Avec EvidenceB, nous allons implémenter un système de tutorat numérique qui adapte l’enseignement des maths et du français aux compétences de chaque élève, offrant une approche personnalisée et une évaluation précise des progrès.

La prochaine étape consiste à enrichir les compétences des agents et à préparer l’avenir, notamment par des collaborations avec Index et Pronote pour optimiser les emplois du temps et influencer positivement la gestion des lycées.

Nous équipons aussi le personnel des lycées de PC portables, augmentant leur mobilité et la résilience de l’établissement. Parallèlement, nous centralisons la gestion numérique en externalisant les services et en créant une « tour de contrôle numérique » pour une gestion plus réactive.

Le travail avec les enseignants pour transitionner vers les solutions cloud est en cours, avec l’objectif de transformer les salles informatiques en espaces équipés de machines virtuelles, pour un usage plus adapté à nos temps modernes.

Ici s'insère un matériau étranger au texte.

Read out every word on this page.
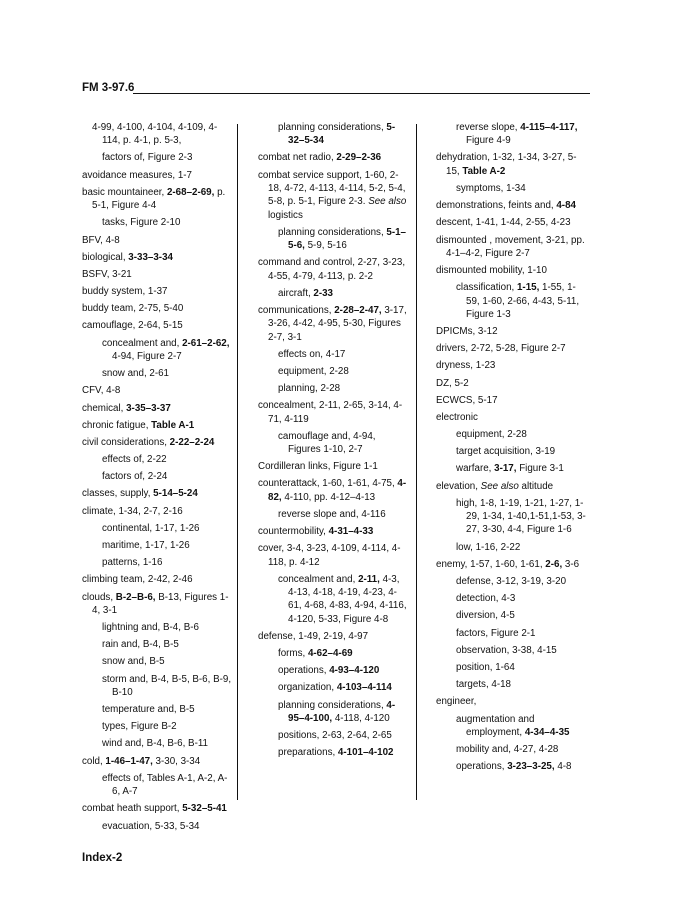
FM 3-97.6
4-99, 4-100, 4-104, 4-109, 4-114, p. 4-1, p. 5-3,
factors of, Figure 2-3
avoidance measures, 1-7
basic mountaineer, 2-68–2-69, p. 5-1, Figure 4-4
tasks, Figure 2-10
BFV, 4-8
biological, 3-33–3-34
BSFV, 3-21
buddy system, 1-37
buddy team, 2-75, 5-40
camouflage, 2-64, 5-15
concealment and, 2-61–2-62, 4-94, Figure 2-7
snow and, 2-61
CFV, 4-8
chemical, 3-35–3-37
chronic fatigue, Table A-1
civil considerations, 2-22–2-24
effects of, 2-22
factors of, 2-24
classes, supply, 5-14–5-24
climate, 1-34, 2-7, 2-16
continental, 1-17, 1-26
maritime, 1-17, 1-26
patterns, 1-16
climbing team, 2-42, 2-46
clouds, B-2–B-6, B-13, Figures 1-4, 3-1
lightning and, B-4, B-6
rain and, B-4, B-5
snow and, B-5
storm and, B-4, B-5, B-6, B-9, B-10
temperature and, B-5
types, Figure B-2
wind and, B-4, B-6, B-11
cold, 1-46–1-47, 3-30, 3-34
effects of, Tables A-1, A-2, A-6, A-7
combat heath support, 5-32–5-41
evacuation, 5-33, 5-34
planning considerations, 5-32–5-34
combat net radio, 2-29–2-36
combat service support, 1-60, 2-18, 4-72, 4-113, 4-114, 5-2, 5-4, 5-8, p. 5-1, Figure 2-3. See also logistics
planning considerations, 5-1–5-6, 5-9, 5-16
command and control, 2-27, 3-23, 4-55, 4-79, 4-113, p. 2-2
aircraft, 2-33
communications, 2-28–2-47, 3-17, 3-26, 4-42, 4-95, 5-30, Figures 2-7, 3-1
effects on, 4-17
equipment, 2-28
planning, 2-28
concealment, 2-11, 2-65, 3-14, 4-71, 4-119
camouflage and, 4-94, Figures 1-10, 2-7
Cordilleran links, Figure 1-1
counterattack, 1-60, 1-61, 4-75, 4-82, 4-110, pp. 4-12–4-13
reverse slope and, 4-116
countermobility, 4-31–4-33
cover, 3-4, 3-23, 4-109, 4-114, 4-118, p. 4-12
concealment and, 2-11, 4-3, 4-13, 4-18, 4-19, 4-23, 4-61, 4-68, 4-83, 4-94, 4-116, 4-120, 5-33, Figure 4-8
defense, 1-49, 2-19, 4-97
forms, 4-62–4-69
operations, 4-93–4-120
organization, 4-103–4-114
planning considerations, 4-95–4-100, 4-118, 4-120
positions, 2-63, 2-64, 2-65
preparations, 4-101–4-102
reverse slope, 4-115–4-117, Figure 4-9
dehydration, 1-32, 1-34, 3-27, 5-15, Table A-2
symptoms, 1-34
demonstrations, feints and, 4-84
descent, 1-41, 1-44, 2-55, 4-23
dismounted , movement, 3-21, pp. 4-1–4-2, Figure 2-7
dismounted mobility, 1-10
classification, 1-15, 1-55, 1-59, 1-60, 2-66, 4-43, 5-11, Figure 1-3
DPICMs, 3-12
drivers, 2-72, 5-28, Figure 2-7
dryness, 1-23
DZ, 5-2
ECWCS, 5-17
electronic
equipment, 2-28
target acquisition, 3-19
warfare, 3-17, Figure 3-1
elevation, See also altitude
high, 1-8, 1-19, 1-21, 1-27, 1-29, 1-34, 1-40,1-51,1-53, 3-27, 3-30, 4-4, Figure 1-6
low, 1-16, 2-22
enemy, 1-57, 1-60, 1-61, 2-6, 3-6
defense, 3-12, 3-19, 3-20
detection, 4-3
diversion, 4-5
factors, Figure 2-1
observation, 3-38, 4-15
position, 1-64
targets, 4-18
engineer,
augmentation and employment, 4-34–4-35
mobility and, 4-27, 4-28
operations, 3-23–3-25, 4-8
Index-2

Propos recueillis par Thierry Derouet / Photos : Maÿlis Devaux


Comment réconcilier le citoyen avec l’innovation

Pour Bernard Giry, l’innovation transcende la simple mise en œuvre de nouvelles technologies. Elle est le moteur d’une amélioration continue des capacités à délivrer un service public de qualité. Cela signifie non seulement suivre les dernières avancées technologiques, mais aussi les intégrer de manière à rendre les services plus rapides, efficaces et économiquement viables. L’innovation est également synonyme d’immédiateté, inspirée par le modèle de services comme Chronopost ou Amazon, où le suivi en temps réel et la transparence sont devenus des standards attendus par tous. Dans l’administration publique, cela se traduit par le besoin de fournir aux citoyens une visibilité claire et constante sur l’état de leurs interactions avec le service public, des demandes de subventions aux procédures administratives. L’engagement de la Région Île-de-France dans cette révolution numérique est un engagement vers une innovation sensée, loin d’être un gadget, en réponse à l’exigence de clarté des citoyens. L’objectif est clair : offrir un service public aussi transparent et réactif que le meilleur des services clients du secteur privé, en fournissant des informations précises en temps réel, ou en s’engageant à obtenir et communiquer l’information dès que possible.